The EHY2102 Aspen HYSYS Petroleum Refining course focuses on Process Modeling and Optimization for Refinery Unit Operations. This advanced training equips engineers with the skills to simulate complex refinery flowsheets, characterize petroleum assays, and optimize reactor performance to maximize refinery margins. 1. Course Objectives and Scope
The primary goal of EHY2102 is to teach users how to leverage specialized Aspen HYSYS Petroleum Refining tools to build and troubleshoot high-fidelity refinery models. Key learning outcomes include:
Petroleum Characterization: Using the Petroleum Assay Management tools to add and manipulate assay data for accurate property tracking (e.g., sulfur content, octane numbers).
Rapid Flowsheet Construction: Efficiently building models for major refinery units such as Fluidized Catalytic Crackers (FCC), Hydrocrackers (HCR), and Catalytic Reformers.
Optimization: Using the Aspen HYSYS Optimizer to improve process efficiency and calibrate simulations against actual plant data. 2. Specialized Unit Operations
Unlike standard HYSYS simulations, EHY2102 utilizes specific refinery-related unit operations and reactor models: EHY2102 Aspen HYSYS Petroleum Refining...Unit O...
Assay Manipulator & Petroleum Feeder: Tools used to adjust assay properties and manage the introduction of complex petroleum streams into the simulation.
Refining Reactors: Specialized models for Catalytic Reforming, Delayed Coking, and Visbreaking that utilize molecular-based simulation for accurate yield prediction.
Refining Short-Cut Column: Used for preliminary modeling of Fractionation Columns before moving to rigorous distillation simulations. 3. Key Benefits for Refining Operations
Implementing the modeling techniques taught in EHY2102 provides several operational advantages:
Refinery-Wide Modeling: Enables the prediction of process stream yields and properties across multiple units. The EHY2102 Aspen HYSYS Petroleum Refining course focuses
Improved Planning: Models can be exported to planning tools like Aspen PIMS to ensure planning decisions are based on rigorous engineering data.

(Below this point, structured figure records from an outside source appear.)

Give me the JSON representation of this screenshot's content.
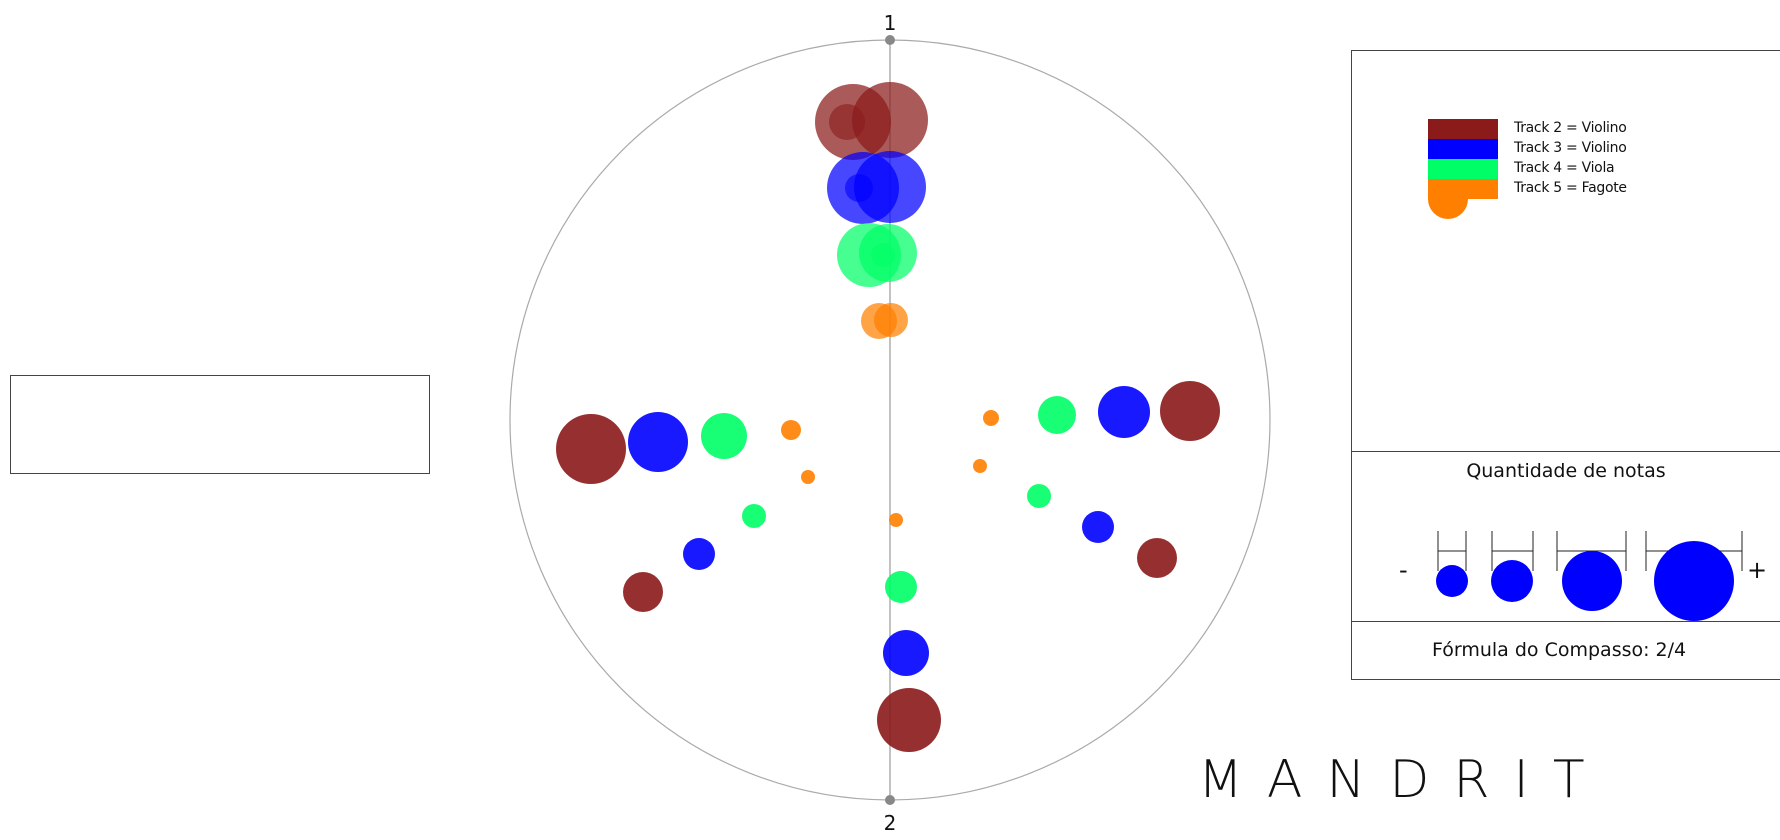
{
  "brand": "MANDRIT",
  "chart_data": {
    "type": "scatter",
    "beat_labels": [
      "1",
      "2"
    ],
    "note_quantity_title": "Quantidade de notas",
    "quantity_scale_ends": {
      "min": "-",
      "max": "+"
    },
    "quantity_scale_levels": [
      1,
      2,
      3,
      4
    ],
    "time_signature_label": "Fórmula do Compasso: 2/4",
    "series": [
      {
        "name": "Track 2 = Violino",
        "color": "#8b1a1a"
      },
      {
        "name": "Track 3 = Violino",
        "color": "#0000ff"
      },
      {
        "name": "Track 4 = Viola",
        "color": "#00ff66"
      },
      {
        "name": "Track 5 = Fagote",
        "color": "#ff7f00"
      }
    ]
  }
}
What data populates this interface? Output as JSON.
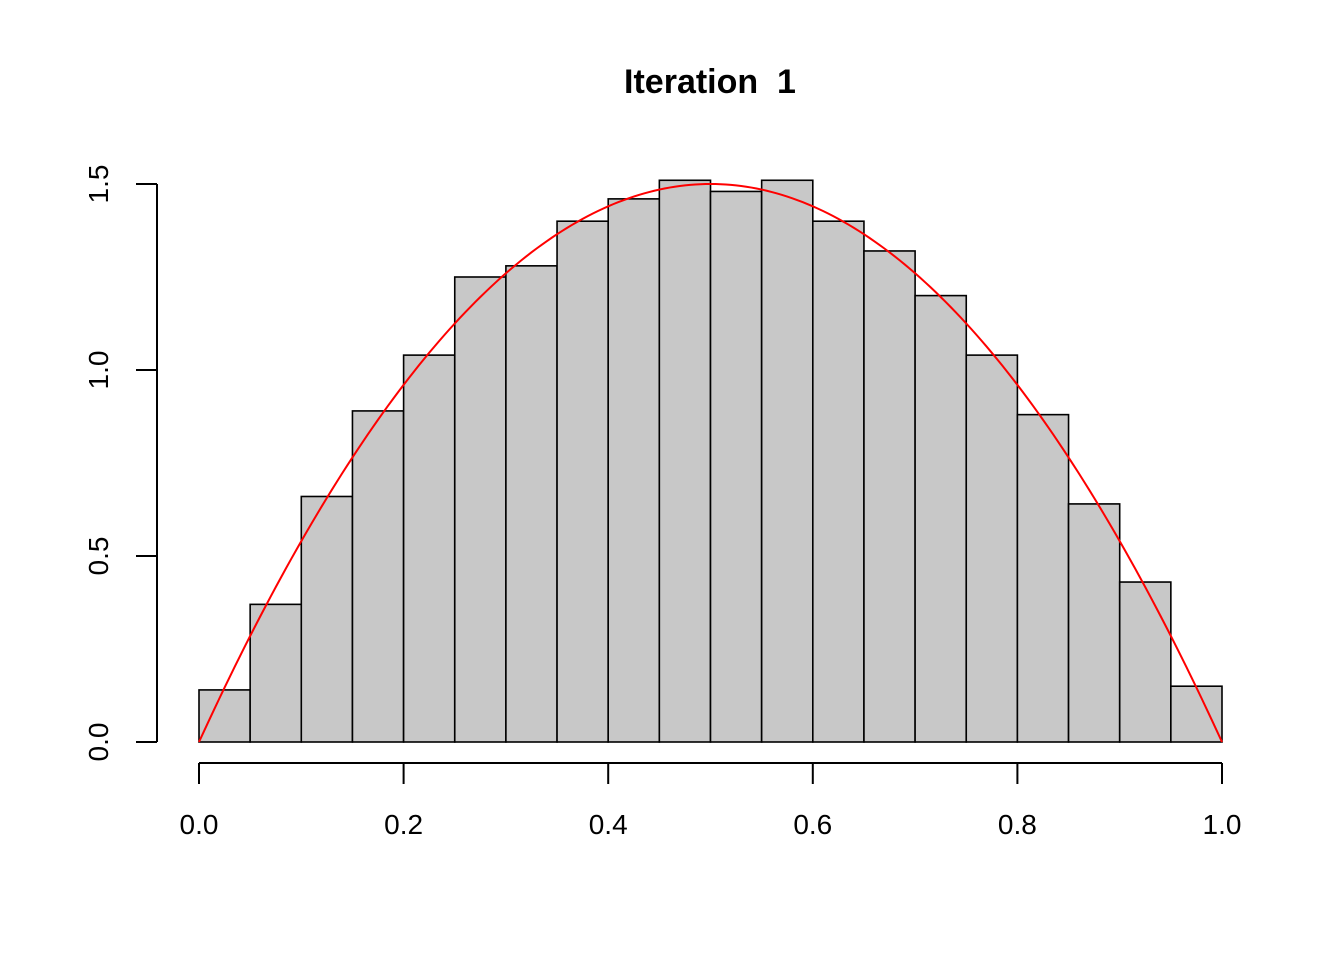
{
  "chart_data": {
    "type": "bar",
    "subtype": "histogram",
    "title": "Iteration  1",
    "xlabel": "",
    "ylabel": "",
    "xlim": [
      0,
      1
    ],
    "ylim": [
      0,
      1.5
    ],
    "x_ticks": [
      "0.0",
      "0.2",
      "0.4",
      "0.6",
      "0.8",
      "1.0"
    ],
    "y_ticks": [
      "0.0",
      "0.5",
      "1.0",
      "1.5"
    ],
    "bin_edges": [
      0,
      0.05,
      0.1,
      0.15,
      0.2,
      0.25,
      0.3,
      0.35,
      0.4,
      0.45,
      0.5,
      0.55,
      0.6,
      0.65,
      0.7,
      0.75,
      0.8,
      0.85,
      0.9,
      0.95,
      1.0
    ],
    "values": [
      0.14,
      0.37,
      0.66,
      0.89,
      1.04,
      1.25,
      1.28,
      1.4,
      1.46,
      1.51,
      1.48,
      1.51,
      1.4,
      1.32,
      1.2,
      1.04,
      0.88,
      0.64,
      0.43,
      0.15
    ],
    "bar_color": "#c8c8c8",
    "overlay_curve": {
      "function": "6*x*(1-x)",
      "color": "#ff0000"
    },
    "grid": false
  }
}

Decision Support: Accurate simulation allows operators to analyze Crude Flexibility and evaluate the economic impact of changing feedstocks or operating conditions. 4. Summary Table: Core Simulation Tools Aspen HYSYS: Migration to V8 - AspenTech Support Center
EHY2102 goes beyond mass balance; it introduces rate-based distillation. This is where the "Petroleum Refining" nature of the course shines.
Instead of assuming 100% tray efficiency, you model the hydraulics.
The Insight: When you run the simulation with tray rating activated, Aspen HYSYS will calculate the jet flood and downcomer backup. Most refinery bottlenecks (specifically a crude tower flooding at +15% throughput) are captured here. The EHY2102 course dedicates three hours to adjusting feed nozzle location based on these hydraulic results, often debottlenecking a unit by 20% without hardware changes. Right-click the Column *Unit O*
The CDU is every refinery’s first unit. In Unit O, you will build a column with:
Critical HYSYS skills taught:
Example scenario in EHY2102: “Given a Middle Eastern crude assay (API 32, 2.5 wt% sulfur), design a CDU to overflash 5% to prevent coke formation in the furnace.”
Once the oil is characterized (defined) in this unit, the next logical step in a refinery simulation is the Atmospheric Distillation Column (CDU).
Are you looking for help with a specific problem in this unit? If you are stuck on a specific simulation step (e.g., convergence errors, missing data in the assay, or setting up the column specifications), please provide the details, and I can guide you through the HYSYS setup.